US, corrupt regimes partners in crime
Algeria's Al Khabar said that it doubted that a recent report by 16 US intelligence agencies showing the invasion and occupation of Iraq has increased terrorism would lead to a change of US policy in the region.
The mass-circulation daily said that all indications prove that the Bush administration will persist in its policies despite the setbacks suffered by the Arabs from these policies and despite the absence of an American vision for the future of the region.
It predicted that the White House will "remain confined to military force alone," adding that Rice's Middle East tour and meeting with eight Arab ministers suggests that Washington "continues to define the future policy of the region based on worn-out tools."
The paper said that Rice should remember that the leader of the strongest country in the region, Egyptian President Hosni Mubarak, "did not win the presidential election except with 23 percent of the Egyptian voters."

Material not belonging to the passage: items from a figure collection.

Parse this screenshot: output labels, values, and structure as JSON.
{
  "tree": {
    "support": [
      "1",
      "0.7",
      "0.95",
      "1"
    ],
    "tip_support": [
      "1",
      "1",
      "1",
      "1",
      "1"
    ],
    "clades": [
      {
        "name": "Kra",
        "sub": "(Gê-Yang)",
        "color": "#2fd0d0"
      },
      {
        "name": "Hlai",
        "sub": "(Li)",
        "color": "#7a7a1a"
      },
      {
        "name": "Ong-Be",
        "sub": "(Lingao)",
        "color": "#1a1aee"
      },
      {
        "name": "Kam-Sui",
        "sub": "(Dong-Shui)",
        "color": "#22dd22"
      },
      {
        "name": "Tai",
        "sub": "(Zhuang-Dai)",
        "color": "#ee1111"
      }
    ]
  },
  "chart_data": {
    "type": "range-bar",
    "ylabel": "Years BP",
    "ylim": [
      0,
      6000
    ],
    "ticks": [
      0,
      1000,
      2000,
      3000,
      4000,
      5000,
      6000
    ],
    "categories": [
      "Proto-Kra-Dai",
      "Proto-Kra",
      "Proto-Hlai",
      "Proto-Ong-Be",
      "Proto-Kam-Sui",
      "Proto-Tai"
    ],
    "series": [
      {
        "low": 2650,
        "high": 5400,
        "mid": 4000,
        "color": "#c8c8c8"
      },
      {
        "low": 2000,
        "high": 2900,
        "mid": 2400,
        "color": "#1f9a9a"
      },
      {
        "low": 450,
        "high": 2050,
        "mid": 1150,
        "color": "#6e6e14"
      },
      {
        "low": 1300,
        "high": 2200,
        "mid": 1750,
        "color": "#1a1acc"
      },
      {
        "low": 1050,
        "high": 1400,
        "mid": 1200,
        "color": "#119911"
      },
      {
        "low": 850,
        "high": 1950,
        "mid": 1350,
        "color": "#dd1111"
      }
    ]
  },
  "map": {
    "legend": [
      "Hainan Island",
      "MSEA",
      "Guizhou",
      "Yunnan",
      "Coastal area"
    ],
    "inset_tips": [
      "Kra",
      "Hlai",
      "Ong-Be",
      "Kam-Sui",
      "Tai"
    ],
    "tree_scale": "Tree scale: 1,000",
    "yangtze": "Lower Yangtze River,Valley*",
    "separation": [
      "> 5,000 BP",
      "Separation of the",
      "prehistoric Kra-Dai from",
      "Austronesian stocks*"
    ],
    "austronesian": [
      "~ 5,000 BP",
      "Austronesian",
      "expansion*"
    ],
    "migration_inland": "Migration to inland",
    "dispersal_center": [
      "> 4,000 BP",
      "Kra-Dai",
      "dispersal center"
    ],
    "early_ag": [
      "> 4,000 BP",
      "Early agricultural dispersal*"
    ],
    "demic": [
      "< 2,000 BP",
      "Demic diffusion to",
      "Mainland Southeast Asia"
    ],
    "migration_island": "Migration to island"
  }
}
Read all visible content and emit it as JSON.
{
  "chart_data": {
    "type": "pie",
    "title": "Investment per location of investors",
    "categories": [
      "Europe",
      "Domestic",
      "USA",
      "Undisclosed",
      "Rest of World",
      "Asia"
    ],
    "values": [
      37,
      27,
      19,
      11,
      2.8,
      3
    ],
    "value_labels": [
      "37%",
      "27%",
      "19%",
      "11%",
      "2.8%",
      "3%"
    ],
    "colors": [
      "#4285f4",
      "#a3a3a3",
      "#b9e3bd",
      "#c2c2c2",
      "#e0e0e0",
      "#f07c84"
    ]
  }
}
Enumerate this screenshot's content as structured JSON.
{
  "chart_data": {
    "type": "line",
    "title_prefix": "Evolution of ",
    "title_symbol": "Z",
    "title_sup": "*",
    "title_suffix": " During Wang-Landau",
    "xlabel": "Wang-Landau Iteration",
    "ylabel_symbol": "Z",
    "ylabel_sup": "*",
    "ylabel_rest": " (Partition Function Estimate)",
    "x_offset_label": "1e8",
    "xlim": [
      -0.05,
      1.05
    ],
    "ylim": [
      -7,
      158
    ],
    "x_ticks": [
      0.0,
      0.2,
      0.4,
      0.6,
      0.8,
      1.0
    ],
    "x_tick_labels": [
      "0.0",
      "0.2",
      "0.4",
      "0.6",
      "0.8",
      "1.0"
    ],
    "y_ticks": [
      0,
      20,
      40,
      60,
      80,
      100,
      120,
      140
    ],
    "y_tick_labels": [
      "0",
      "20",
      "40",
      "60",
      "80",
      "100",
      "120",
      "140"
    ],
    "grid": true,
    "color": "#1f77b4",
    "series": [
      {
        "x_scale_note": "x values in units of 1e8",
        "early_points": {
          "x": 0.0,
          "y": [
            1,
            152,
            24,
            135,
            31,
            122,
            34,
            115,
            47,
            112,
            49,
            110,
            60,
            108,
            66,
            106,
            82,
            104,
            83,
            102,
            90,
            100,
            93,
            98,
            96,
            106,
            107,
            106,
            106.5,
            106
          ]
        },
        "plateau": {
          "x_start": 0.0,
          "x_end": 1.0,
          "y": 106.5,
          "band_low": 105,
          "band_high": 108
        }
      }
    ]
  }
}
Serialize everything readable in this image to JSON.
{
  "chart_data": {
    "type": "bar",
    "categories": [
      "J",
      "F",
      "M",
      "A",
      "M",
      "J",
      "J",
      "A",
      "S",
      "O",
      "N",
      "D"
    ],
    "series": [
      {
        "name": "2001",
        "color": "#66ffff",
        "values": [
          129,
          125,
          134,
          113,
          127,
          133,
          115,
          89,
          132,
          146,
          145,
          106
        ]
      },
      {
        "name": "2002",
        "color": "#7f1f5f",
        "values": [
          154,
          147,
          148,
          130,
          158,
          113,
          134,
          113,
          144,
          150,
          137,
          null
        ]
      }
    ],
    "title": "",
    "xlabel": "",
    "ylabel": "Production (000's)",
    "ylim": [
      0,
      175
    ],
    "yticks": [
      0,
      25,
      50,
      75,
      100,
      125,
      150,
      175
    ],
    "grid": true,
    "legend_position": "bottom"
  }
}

What has changed, since previous American reports found that violence was a result of, and a natural reaction to, corrupt Arab dictatorships, the paper questioned, adding that the US still uses these "corrupt regimes as tools and partners to build the future of the Arab countries."
Nothing has changed in terms of the Arab leaders and the logic of the White House, the paper said, "which means the violence that was caused by the corrupt regimes and American policies will recur in the future."
Palestinian power struggle to grow
A commentary in the London-based Asharq Al Awsat said that the street battles between Fatah and Hamas followers in Gaza were embarrassing, unjustifiable, and cannot be defended under any circumstances.
The commentary in the Saudi-owned daily said that the fighting was nothing more than a power struggle, whether it is carried under the name of unpaid salaries, Israel, or the "new democracy."
It complained that the Palestinians were fighting over an impoverished, troubled, and weak government, blaming Hamas because it is a government that was elected legitimately, yet refuses to be clear and honest with its people over two main issues.
These issues, the paper said, are its administrative commitments on the domestic front and its political "games" regarding the Palestinian Authority's peace agreements signed with Israel.
The opinion piece in the paper, distributed in many Arab capitals, also blamed Fatah because it refuses to accept its defeat in the Palestinian elections and "conspires as it exploits the crises and seeks a coup d'état to return to a power it lost because of its mismanagement and corruption of senior officials."
The Palestinians and the Arabs, it argued, are being held hostage to a struggle between an organization that seeks power but rejects its commitments and an opposition that seeks power by instigating battles.
It said that a national unity government initially seemed to be an acceptable solution, but even such a plan will not hold. "It seems [more] confrontations are imminent," it predicted.